I don't recall that, do you have a link?

http://www.theoildrum.com/node/3835#comment-329504

Your reply had me laughing...

The goal of the "confidence interval" was to illustrate the large uncertainty existing among forecasts. I used only forecasts that are seeing a peak in the near future...

LOL!!!

Oh those lovely confidence intervals. Oh how they inspire confidence!!

Phd or not. I flatly do not believe that you have formal training in statistical methods.

I predict you will soon have a new screen name.

Look, I've been on this website long enough to know that answering to this kind of negative comments is a complete waste of my time.

I stand by what I said and my confidence intervals do represent where 95% of listed peak oil forecasts are seeing future crude oil + NGL supply, nothing more.

I also strongly suggest that you open a blog yourself (it's free: http://www.blogger.com/) and share with us your vast knowledge of Statistics. You can already count me as a frequent commentator :).

Khebab...if this is Hothgar, I may have to pull out my lamprey graphic again.

or present him with the "blowfly award" (only good for eating shit and bothering people ;-)

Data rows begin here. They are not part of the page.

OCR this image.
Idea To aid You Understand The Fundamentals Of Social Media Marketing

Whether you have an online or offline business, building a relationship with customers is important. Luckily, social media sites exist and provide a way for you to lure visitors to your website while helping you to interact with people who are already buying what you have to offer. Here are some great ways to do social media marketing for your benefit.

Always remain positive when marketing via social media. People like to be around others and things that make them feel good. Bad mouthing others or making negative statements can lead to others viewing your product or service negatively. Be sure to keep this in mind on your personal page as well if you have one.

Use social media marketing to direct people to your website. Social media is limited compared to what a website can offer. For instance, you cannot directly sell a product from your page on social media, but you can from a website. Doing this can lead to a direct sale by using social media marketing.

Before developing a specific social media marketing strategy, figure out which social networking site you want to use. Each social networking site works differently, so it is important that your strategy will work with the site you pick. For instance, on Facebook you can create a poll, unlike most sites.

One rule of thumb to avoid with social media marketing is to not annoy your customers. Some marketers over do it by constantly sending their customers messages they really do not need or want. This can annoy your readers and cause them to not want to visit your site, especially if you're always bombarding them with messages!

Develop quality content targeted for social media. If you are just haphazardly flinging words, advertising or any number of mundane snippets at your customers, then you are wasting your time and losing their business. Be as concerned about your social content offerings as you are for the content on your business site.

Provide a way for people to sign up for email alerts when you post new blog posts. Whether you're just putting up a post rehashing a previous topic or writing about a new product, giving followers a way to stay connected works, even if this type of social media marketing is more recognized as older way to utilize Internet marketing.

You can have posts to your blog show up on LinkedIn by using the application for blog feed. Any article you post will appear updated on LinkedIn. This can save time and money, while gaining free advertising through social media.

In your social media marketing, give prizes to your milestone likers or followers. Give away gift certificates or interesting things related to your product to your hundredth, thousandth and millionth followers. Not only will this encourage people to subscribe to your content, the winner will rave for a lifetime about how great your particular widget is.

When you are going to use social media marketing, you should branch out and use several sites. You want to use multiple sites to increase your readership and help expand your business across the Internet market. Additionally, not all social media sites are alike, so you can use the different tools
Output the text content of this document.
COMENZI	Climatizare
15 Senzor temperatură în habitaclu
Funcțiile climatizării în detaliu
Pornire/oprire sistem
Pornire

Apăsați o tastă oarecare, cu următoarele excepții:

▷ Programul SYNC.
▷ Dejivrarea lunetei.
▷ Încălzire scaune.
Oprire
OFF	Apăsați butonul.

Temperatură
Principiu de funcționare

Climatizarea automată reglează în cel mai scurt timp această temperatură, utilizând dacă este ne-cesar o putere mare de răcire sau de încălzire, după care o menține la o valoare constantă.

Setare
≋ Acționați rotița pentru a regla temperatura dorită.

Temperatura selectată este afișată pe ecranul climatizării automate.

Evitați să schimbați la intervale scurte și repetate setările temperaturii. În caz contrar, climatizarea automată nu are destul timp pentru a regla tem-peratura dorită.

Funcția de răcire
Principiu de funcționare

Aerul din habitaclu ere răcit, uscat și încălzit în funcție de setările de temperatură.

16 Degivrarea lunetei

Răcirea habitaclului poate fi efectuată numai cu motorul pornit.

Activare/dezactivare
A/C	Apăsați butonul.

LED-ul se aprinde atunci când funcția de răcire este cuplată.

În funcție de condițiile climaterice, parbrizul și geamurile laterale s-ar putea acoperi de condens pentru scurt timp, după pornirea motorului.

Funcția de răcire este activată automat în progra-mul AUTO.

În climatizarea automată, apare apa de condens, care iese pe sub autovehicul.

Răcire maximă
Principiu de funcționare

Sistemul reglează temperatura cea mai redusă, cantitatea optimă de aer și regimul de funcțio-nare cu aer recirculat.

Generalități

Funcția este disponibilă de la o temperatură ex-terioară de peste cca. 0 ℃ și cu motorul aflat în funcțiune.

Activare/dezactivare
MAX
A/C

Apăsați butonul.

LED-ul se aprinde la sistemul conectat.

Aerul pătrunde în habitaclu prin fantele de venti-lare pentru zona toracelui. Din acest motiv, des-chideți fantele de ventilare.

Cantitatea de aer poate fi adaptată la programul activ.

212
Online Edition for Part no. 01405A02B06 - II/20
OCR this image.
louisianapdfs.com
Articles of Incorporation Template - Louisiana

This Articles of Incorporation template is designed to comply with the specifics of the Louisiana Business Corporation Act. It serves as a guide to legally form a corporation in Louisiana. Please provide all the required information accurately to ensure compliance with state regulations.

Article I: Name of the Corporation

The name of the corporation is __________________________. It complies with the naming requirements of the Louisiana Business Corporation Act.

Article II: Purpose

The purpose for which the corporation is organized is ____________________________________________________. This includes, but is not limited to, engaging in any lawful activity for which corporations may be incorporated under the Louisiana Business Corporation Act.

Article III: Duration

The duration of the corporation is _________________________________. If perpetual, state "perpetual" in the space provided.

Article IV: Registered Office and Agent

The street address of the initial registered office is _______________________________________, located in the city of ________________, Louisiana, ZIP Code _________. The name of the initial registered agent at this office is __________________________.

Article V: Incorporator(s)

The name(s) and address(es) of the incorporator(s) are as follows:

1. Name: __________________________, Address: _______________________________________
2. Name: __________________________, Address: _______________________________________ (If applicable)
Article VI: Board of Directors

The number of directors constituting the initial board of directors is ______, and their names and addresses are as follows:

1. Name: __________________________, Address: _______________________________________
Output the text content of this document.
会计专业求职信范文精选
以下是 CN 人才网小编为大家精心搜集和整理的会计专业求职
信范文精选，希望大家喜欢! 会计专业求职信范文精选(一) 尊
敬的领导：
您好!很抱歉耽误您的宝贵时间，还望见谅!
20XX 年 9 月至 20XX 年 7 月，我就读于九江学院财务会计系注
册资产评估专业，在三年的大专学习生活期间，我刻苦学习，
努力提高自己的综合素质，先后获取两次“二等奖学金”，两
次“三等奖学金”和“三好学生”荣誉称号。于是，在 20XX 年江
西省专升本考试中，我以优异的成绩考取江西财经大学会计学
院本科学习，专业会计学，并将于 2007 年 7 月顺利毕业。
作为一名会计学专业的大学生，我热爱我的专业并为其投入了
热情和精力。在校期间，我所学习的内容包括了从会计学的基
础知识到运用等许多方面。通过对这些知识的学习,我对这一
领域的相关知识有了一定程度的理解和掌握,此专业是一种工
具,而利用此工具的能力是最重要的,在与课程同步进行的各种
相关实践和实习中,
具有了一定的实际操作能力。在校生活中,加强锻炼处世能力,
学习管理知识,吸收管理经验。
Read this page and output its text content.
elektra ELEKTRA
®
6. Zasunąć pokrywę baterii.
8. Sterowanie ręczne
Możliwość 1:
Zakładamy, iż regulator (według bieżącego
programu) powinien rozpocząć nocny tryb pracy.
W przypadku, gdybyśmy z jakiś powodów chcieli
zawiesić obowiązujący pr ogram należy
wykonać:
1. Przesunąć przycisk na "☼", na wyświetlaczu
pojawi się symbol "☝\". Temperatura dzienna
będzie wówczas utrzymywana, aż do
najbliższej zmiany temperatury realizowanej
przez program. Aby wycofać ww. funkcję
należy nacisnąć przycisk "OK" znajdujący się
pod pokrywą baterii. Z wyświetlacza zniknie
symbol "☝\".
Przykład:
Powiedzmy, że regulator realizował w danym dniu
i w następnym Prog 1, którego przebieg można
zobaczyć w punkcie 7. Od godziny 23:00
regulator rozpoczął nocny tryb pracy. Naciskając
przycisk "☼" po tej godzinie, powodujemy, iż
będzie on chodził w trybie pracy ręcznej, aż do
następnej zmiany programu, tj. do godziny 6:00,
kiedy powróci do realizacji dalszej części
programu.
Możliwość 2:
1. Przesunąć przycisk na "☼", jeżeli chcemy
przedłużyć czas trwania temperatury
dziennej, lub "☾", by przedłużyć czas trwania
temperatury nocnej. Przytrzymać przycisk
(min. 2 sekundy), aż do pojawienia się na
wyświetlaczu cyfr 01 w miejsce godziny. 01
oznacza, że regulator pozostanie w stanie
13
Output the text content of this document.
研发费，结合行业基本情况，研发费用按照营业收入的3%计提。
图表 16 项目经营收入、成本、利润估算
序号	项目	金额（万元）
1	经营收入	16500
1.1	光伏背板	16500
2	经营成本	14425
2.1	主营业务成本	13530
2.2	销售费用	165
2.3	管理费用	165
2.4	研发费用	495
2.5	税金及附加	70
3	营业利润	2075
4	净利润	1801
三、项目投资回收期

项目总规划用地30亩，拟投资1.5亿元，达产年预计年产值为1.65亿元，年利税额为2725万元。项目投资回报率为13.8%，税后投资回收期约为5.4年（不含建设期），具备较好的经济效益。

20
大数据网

Asebius? Nice moniker. Why don't we just shorten the phonetics a little and call a spade a spade or let an ass be an ass, as the case may be.

You provide zero objective information on your own while you flame professional contributors.

The task of timing the peak, exactly, may well be beyond anyone. If Deffreyes missed it by a few hundred thousand barrels per day, then he missed it. But it doesn't really change the fact that peak oil is still coming out in the wash and that Khebab, Deffreyes, and others, have been far more accurate in predicting world oil production than known energy optimists -- CERA et all.

The price of oil alone is an indicator how dear and scarce supplies have become -- even in an age of undulating plateau.

The problem, in general, is not enough people are aware of the kind of analysis going on here and far too many people are happy to gobble up the kind of obsfucation you blow out. But like any other cloud of smoke, it will all too soon dissipate.

The casualty, for your kind of disinformation, are those poor souls who were disoriented by it and failed to prepare or respond adequately.

Assbeass, like other worm-tongues before you, are henceforth banished...

Asebius,
I dispatched that particular commenter quite easily. He essentially didn't know what he was talking about. Khebab's model results are perfectly valid. A model itself is a best guess estimate, much different than purely statistics-driven bootstraps.

This is what I said at the time, and if you don't like it, try to argue it now, I noticed you did not back then:

The no-name Name does not understand that some sort of model underlies all of these curves. For the "election polling" analogy Name brings up, no human behavioral model exists and yes indeed the projections are bootstrapped from a smaller subset and one can only use pure statistics to project error margins.

I find confidence intervals like Khebab presented perfectly valid. The "truth" about a situation may indeed converge with more and more physical behavioral models applied from sources of various breadths of knowledge.